With a pumpkin like this, the baby will never starve.

I couldn’t be smug about breastfeeding for very long since everything went so terribly wrong almost right away. So I moved on to cloth diapering, there’s a bit of smuggery to be had there but I have to remind myself not to be too proud of myself since I have approximately a dozenhundred more loads of laundry a than someone who uses disposables exclusively. Which brings me to baby food. I posted on facebook that I realized why one of my best friends cans so much, the smugness that comes along with being able to do something that so many people rely on commercial food companies to do for them.
And it turns out I’m not alone.

Obviously making your own baby food isn’t anything new. My mom would brag about how she used to have a food mill and grind up all of my baby food as I spoon fed my first out of little glass jars. I remember thinking how archaic it must have been to go to the trouble of making your own smooshed up food.
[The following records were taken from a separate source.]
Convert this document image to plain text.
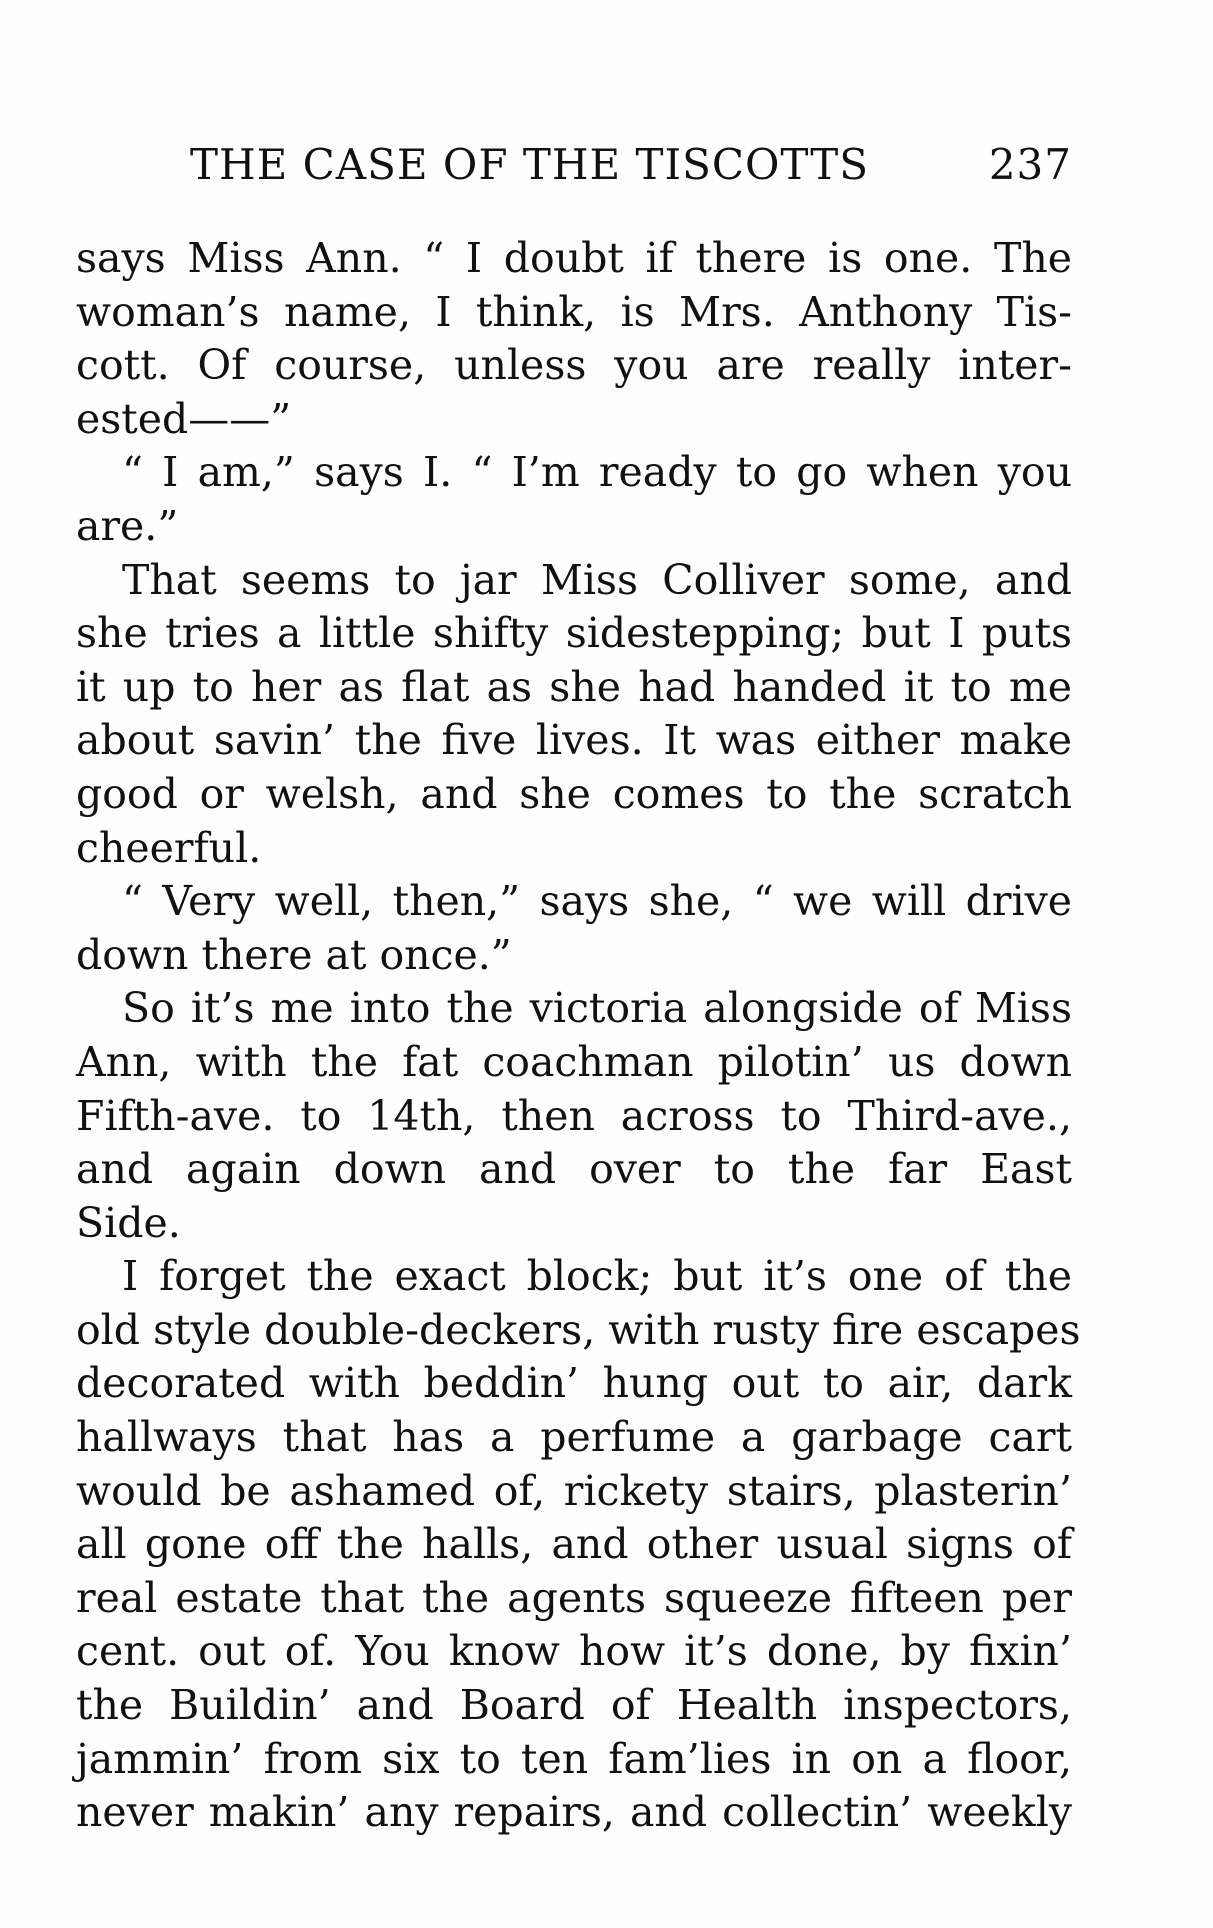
THE CASE OF THE TISCOTTS	237
says Miss Ann. “ I doubt if there is one. The
woman’s name, I think, is Mrs. Anthony Tis-
cott. Of course, unless you are really inter-
ested——”
“ I am,” says I. “ I’m ready to go when you
are.”
That seems to jar Miss Colliver some, and
she tries a little shifty sidestepping; but I puts
it up to her as flat as she had handed it to me
about savin’ the five lives. It was either make
good or welsh, and she comes to the scratch
cheerful.
“ Very well, then,” says she, “ we will drive
down there at once.”
So it’s me into the victoria alongside of Miss
Ann, with the fat coachman pilotin’ us down
Fifth-ave. to 14th, then across to Third-ave.,
and again down and over to the far East
Side.
I forget the exact block; but it’s one of the
old style double-deckers, with rusty fire escapes
decorated with beddin’ hung out to air, dark
hallways that has a perfume a garbage cart
would be ashamed of, rickety stairs, plasterin’
all gone off the halls, and other usual signs of
real estate that the agents squeeze fifteen per
cent. out of. You know how it’s done, by fixin’
the Buildin’ and Board of Health inspectors,
jammin’ from six to ten fam’lies in on a floor,
never makin’ any repairs, and collectin’ weekly
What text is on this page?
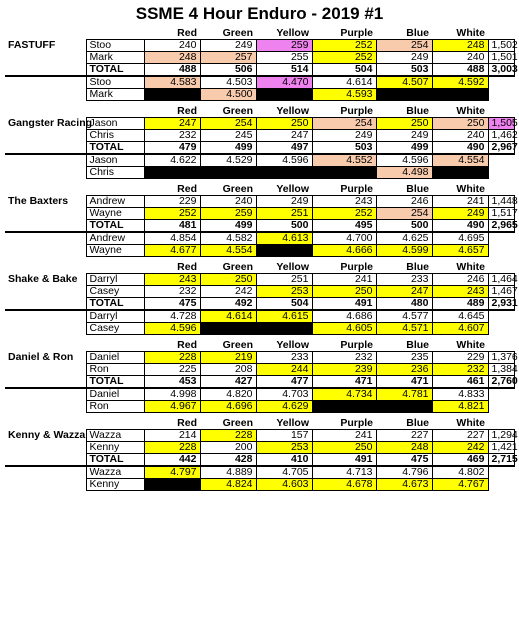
SSME 4 Hour Enduro - 2019 #1
		Red	Green	Yellow	Purple	Blue	White		
FASTUFF	Stoo	240	249	259	252	254	248	1,502	
	Mark	248	257	255	252	249	240	1,501	
	TOTAL	488	506	514	504	503	488	3,003	
	Stoo	4.583	4.503	4.470	4.614	4.507	4.592		
	Mark		4.500		4.593				

		Red	Green	Yellow	Purple	Blue	White		
Gangster Racing	Jason	247	254	250	254	250	250	1,505	
	Chris	232	245	247	249	249	240	1,462	
	TOTAL	479	499	497	503	499	490	2,967	
	Jason	4.622	4.529	4.596	4.552	4.596	4.554		
	Chris					4.498			

		Red	Green	Yellow	Purple	Blue	White		
The Baxters	Andrew	229	240	249	243	246	241	1,448	
	Wayne	252	259	251	252	254	249	1,517	
	TOTAL	481	499	500	495	500	490	2,965	
	Andrew	4.854	4.582	4.613	4.700	4.625	4.695		
	Wayne	4.677	4.554		4.666	4.599	4.657		

		Red	Green	Yellow	Purple	Blue	White		
Shake & Bake	Darryl	243	250	251	241	233	246	1,464	
	Casey	232	242	253	250	247	243	1,467	
	TOTAL	475	492	504	491	480	489	2,931	
	Darryl	4.728	4.614	4.615	4.686	4.577	4.645		
	Casey	4.596			4.605	4.571	4.607		

		Red	Green	Yellow	Purple	Blue	White		
Daniel & Ron	Daniel	228	219	233	232	235	229	1,376	
	Ron	225	208	244	239	236	232	1,384	
	TOTAL	453	427	477	471	471	461	2,760	
	Daniel	4.998	4.820	4.703	4.734	4.781	4.833		
	Ron	4.967	4.696	4.629			4.821		

		Red	Green	Yellow	Purple	Blue	White		
Kenny & Wazza	Wazza	214	228	157	241	227	227	1,294	
	Kenny	228	200	253	250	248	242	1,421	
	TOTAL	442	428	410	491	475	469	2,715	
	Wazza	4.797	4.889	4.705	4.713	4.796	4.802		
	Kenny		4.824	4.603	4.678	4.673	4.767		
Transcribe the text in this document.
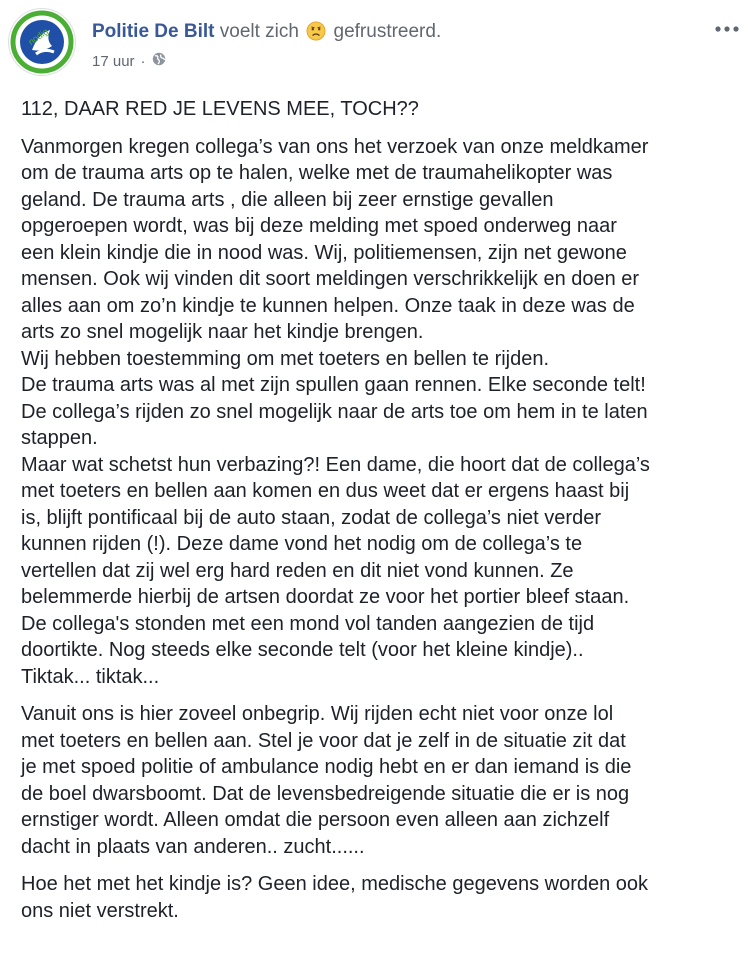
nodig Politie De Bilt voelt zich gefrustreerd.
17 uur ·

112, DAAR RED JE LEVENS MEE, TOCH??

Vanmorgen kregen collega’s van ons het verzoek van onze meldkamer
om de trauma arts op te halen, welke met de traumahelikopter was
geland. De trauma arts , die alleen bij zeer ernstige gevallen
opgeroepen wordt, was bij deze melding met spoed onderweg naar
een klein kindje die in nood was. Wij, politiemensen, zijn net gewone
mensen. Ook wij vinden dit soort meldingen verschrikkelijk en doen er
alles aan om zo’n kindje te kunnen helpen. Onze taak in deze was de
arts zo snel mogelijk naar het kindje brengen.
Wij hebben toestemming om met toeters en bellen te rijden.
De trauma arts was al met zijn spullen gaan rennen. Elke seconde telt!
De collega’s rijden zo snel mogelijk naar de arts toe om hem in te laten
stappen.
Maar wat schetst hun verbazing?! Een dame, die hoort dat de collega’s
met toeters en bellen aan komen en dus weet dat er ergens haast bij
is, blijft pontificaal bij de auto staan, zodat de collega’s niet verder
kunnen rijden (!). Deze dame vond het nodig om de collega’s te
vertellen dat zij wel erg hard reden en dit niet vond kunnen. Ze
belemmerde hierbij de artsen doordat ze voor het portier bleef staan.
De collega's stonden met een mond vol tanden aangezien de tijd
doortikte. Nog steeds elke seconde telt (voor het kleine kindje)..
Tiktak... tiktak...

Vanuit ons is hier zoveel onbegrip. Wij rijden echt niet voor onze lol
met toeters en bellen aan. Stel je voor dat je zelf in de situatie zit dat
je met spoed politie of ambulance nodig hebt en er dan iemand is die
de boel dwarsboomt. Dat de levensbedreigende situatie die er is nog
ernstiger wordt. Alleen omdat die persoon even alleen aan zichzelf
dacht in plaats van anderen.. zucht......

Hoe het met het kindje is? Geen idee, medische gegevens worden ook
ons niet verstrekt.
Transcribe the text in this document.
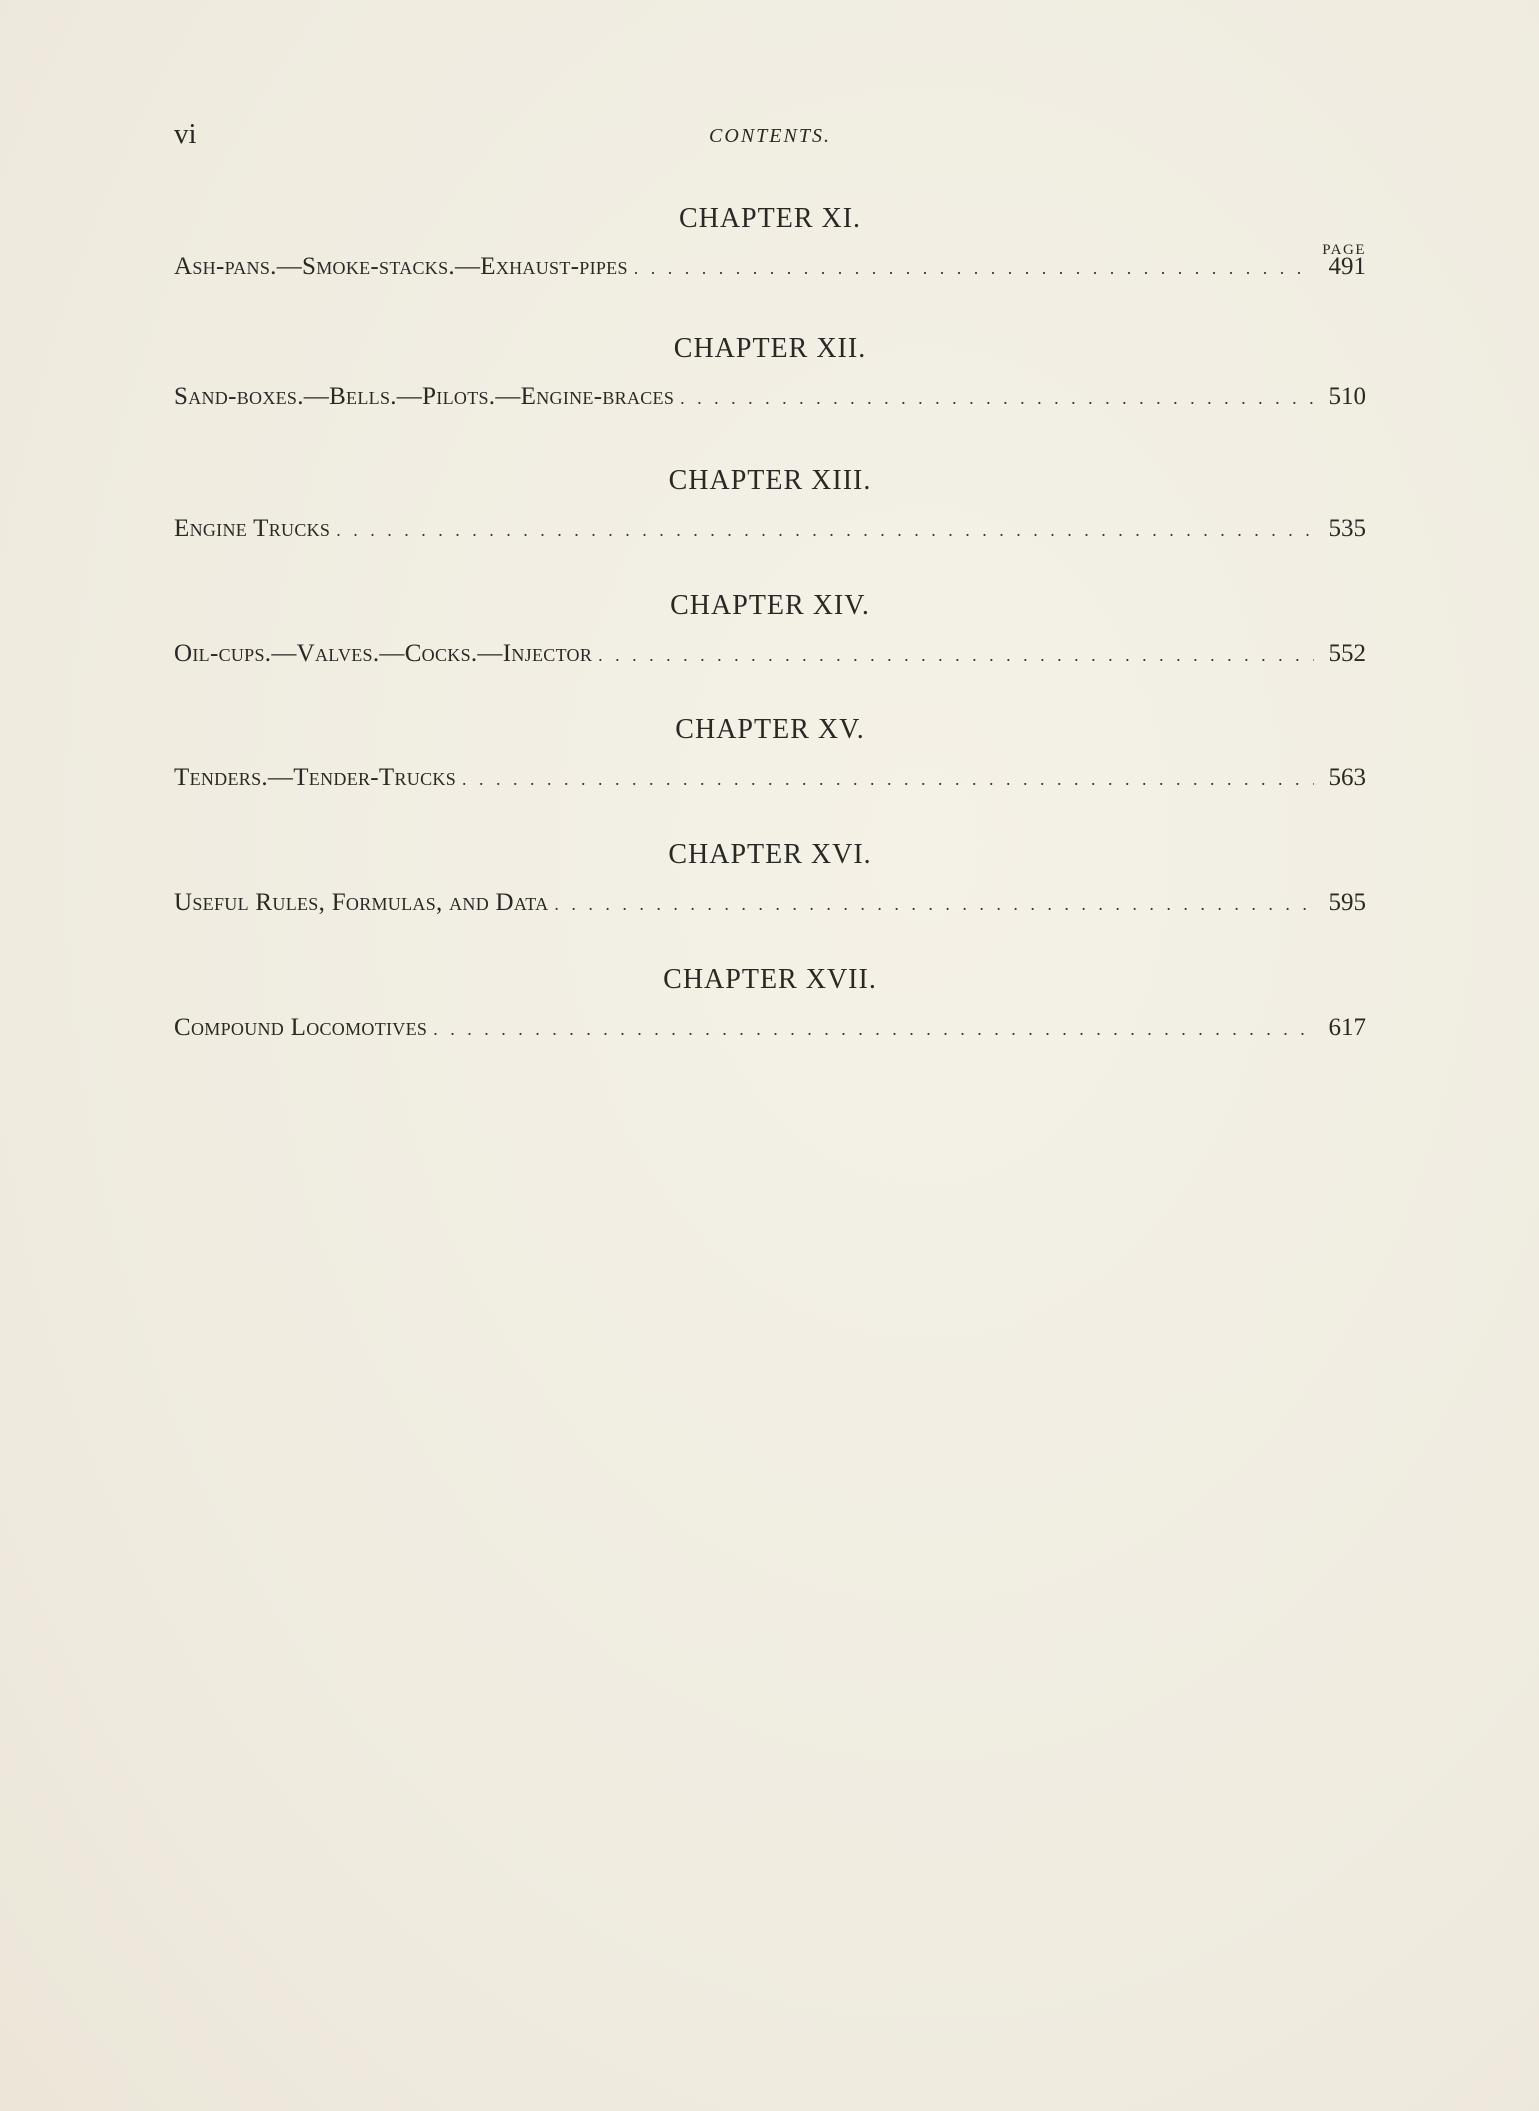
vi	CONTENTS.
CHAPTER XI.
PAGE
Ash-pans.—Smoke-stacks.—Exhaust-pipes . . .	491
CHAPTER XII.
Sand-boxes.—Bells.—Pilots.—Engine-braces . . .	510
CHAPTER XIII.
Engine Trucks . . .	535
CHAPTER XIV.
Oil-cups.—Valves.—Cocks.—Injector . . .	552
CHAPTER XV.
Tenders.—Tender-Trucks . . .	563
CHAPTER XVI.
Useful Rules, Formulas, and Data . . .	595
CHAPTER XVII.
Compound Locomotives . . .	617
Oh, you silly first time mom you.

Turns out making your own baby food has about a dozen benefits including knowing where the food came from. But one of the greatest benefits is that I don’t have to worry about running to the store to get more or worrying about what to do with all those tiny 2.5 oz. glass jars (glass recycling is hard to come by where we live.) Just like cloth diapers, there’s comfort in knowing that there isn’t much of an expense to anticipate in the coming months.

With farmer’s markets dwindling, I stocked up on some end of season vegetables, pureed them and froze them in ice cube trays. My freezer is full of little ice cube shaped green beans, pumpkin, sweet potatoes, peas and squash. I was also able to feed her avocado, one of my favorite green things and something commercial baby food makers are unable to supply. As she tries more food I’ll be able to make combinations easier with the little pureed food cubes than I could with food in  jars.

Making your own baby food isn’t nearly the investment that cloth diapering is. A food mill and steamer basket is really all you need. I have a small food processor that works wonders however I’ve been using a Baby Brezza I received as a shower gift. I really like it, aside from it scaring the ever loving daylights out of me when it LOUDLY blends the food without warning after it is done steaming it.